Le général de Gaulle, en son temps, avait qualifié les députés de « Godillots de la République ». Chacun comprit la métaphore identifiant les députés à des chaussures militaires : les députés étaient aux ordres du président de la Ve République, marchant au pas sous la férule du président- Bonaparte. Précisons que la Ve République gaulliste n’est pas un régime dans lequel, comme aux États-Unis, le pouvoir du président (l’exécutif) est contre-balancé par un parlement fort et indépendant, c’est un régime de type bonapartiste (inachevé et bâtard dans le cas de la Ve République) dans lequel tout procède du pouvoir présidentiel auquel est asservi le Parlement.
Certes, à partir des années quatre-vingt, durant les années Mitterrand puis Chirac notamment, ce caractère bonapartiste avait semblé s’amoindrir, au point que diverses phases de cohabitation avaient eu lieu (majorité parlementaire différente du pouvoir présidentiel).
Mais avec l’élection de Macron, c’est bien d’une tentative de restaurer le pouvoir bonapartiste dont il s’agit. Certes, n’est pas de Gaulle qui veut, et la situation politique, les rapports entre les classes, ne sont pas ceux des années gaullistes. Ainsi, avec une abstention record de 57%, on est très loin d’un plébiscite en faveur du mouvement de Macron. Mais avec l’élection d’une large majorité de députés-godillots dévoués à l’exécutif, Macron dispose des outils nécessaires à la bourgeoisie française pour réaliser au pas de charge ce qui n’a pu être fait jusqu’à ce jour.
De longue date, la bourgeoise française est divisée sur la question de l’Union européenne, et celle de l’euro en particulier, comme le sont d’autres bourgeoisies européennes. Ses couches dominantes sont favorables à davantage d’intégration, en particulier sur le plan financier et budgétaire, quoiqu’il en coûte pour les couches arriérées de cette bourgeoise, broyée par la concurrence ouverte.
Le parti Les Républicains avait maintenu un délicat équilibre entre défense de l’euro et préservation de la « nation » avec toutes ses prérogatives. Tandis que le FN, prônant la sortie de l’euro, la fermeture des frontières, tentait d’entraîner sur le terrain du protectionnisme et de la xénophobie des couches populaires touchées de plein fouet par une crise financière et économique qui n’en finit pas.
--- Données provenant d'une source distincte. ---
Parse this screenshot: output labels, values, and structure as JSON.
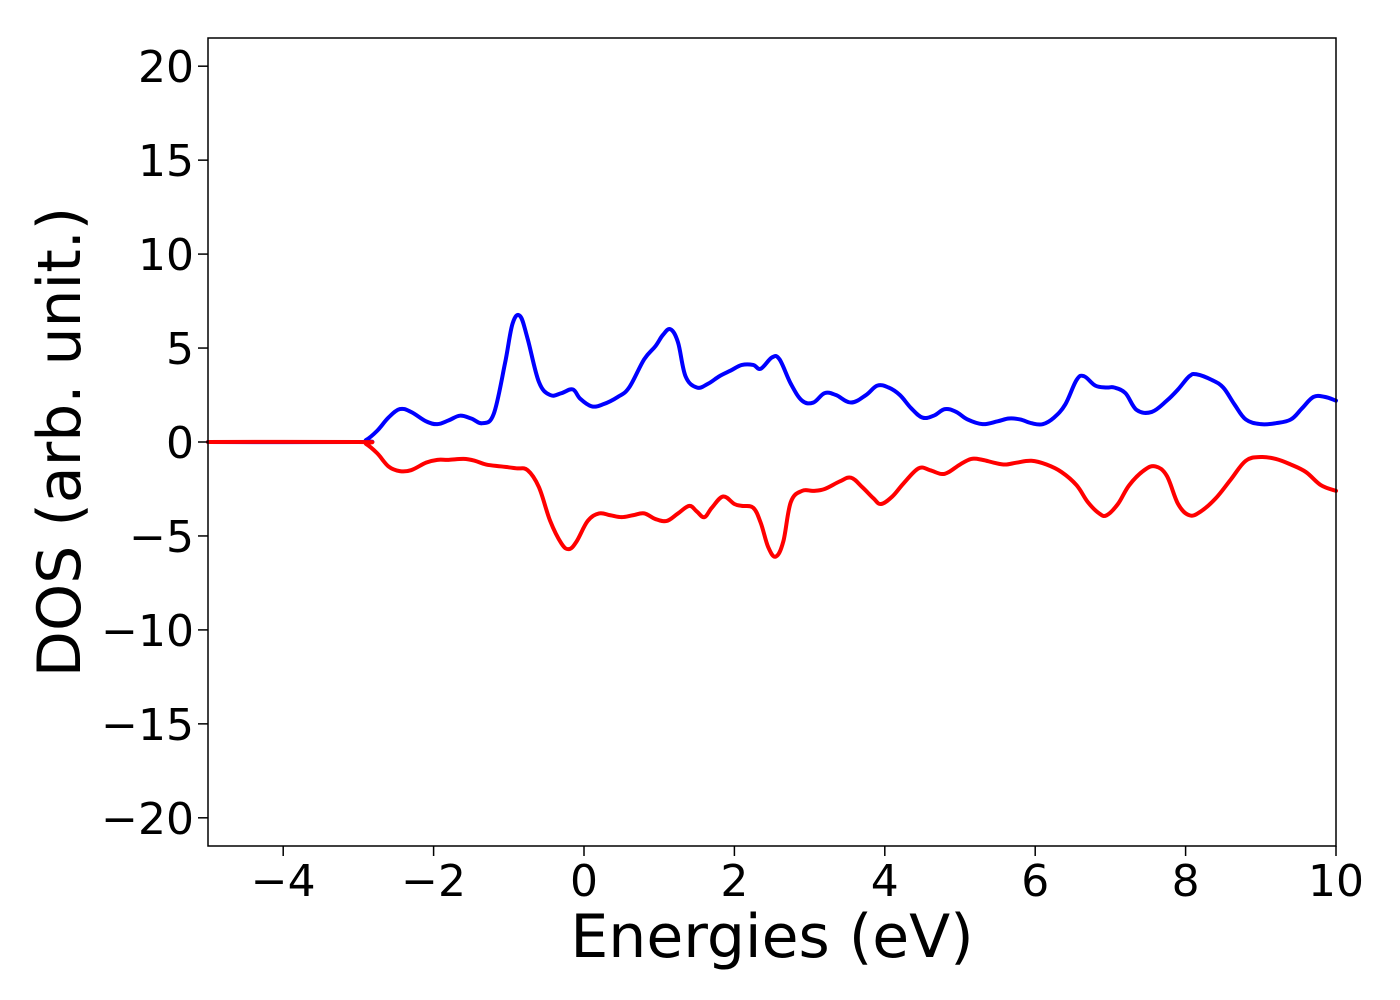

C’est sur cette question que s’est fracassé L. R. et son candidat Fillon : les forces dominantes de la bourgeoise ont décidé de promouvoir Macron, partisan affirmé de l’UE, d’une plus grande intégration. Cette question de l’euro est désormais un facteur qui divise le FN, certains de ses dirigeants jugeant qu’ils ne pourront pas, à l’avenir, accéder au pouvoir sans accepter l’euro.
Sur le plan électoral, l’opération de Macron a d’autant mieux fonctionné que ceux qui, en 2012, avaient voté pour Hollande, faisant le bilan de ces cinq années, ont massivement rejeté les candidats du PS (mais aussi des Verts, le PCF restant marginalisé).
Avec l’élection d’une majorité de Godillots, Macron a toutes les cartes en main pour mettre en œuvre les mesures dictées par le Capital.
Une politique protectionniste n’a jamais signifié une politique favorable aux travailleurs : protectionnisme et ouverture des marchés sont deux politiques de la bourgeoisie ; tant que le capitalisme demeure, l’une ne vaut pas plus que l’autre, mais profite plus ou moins à chaque couche de la bourgeoisie.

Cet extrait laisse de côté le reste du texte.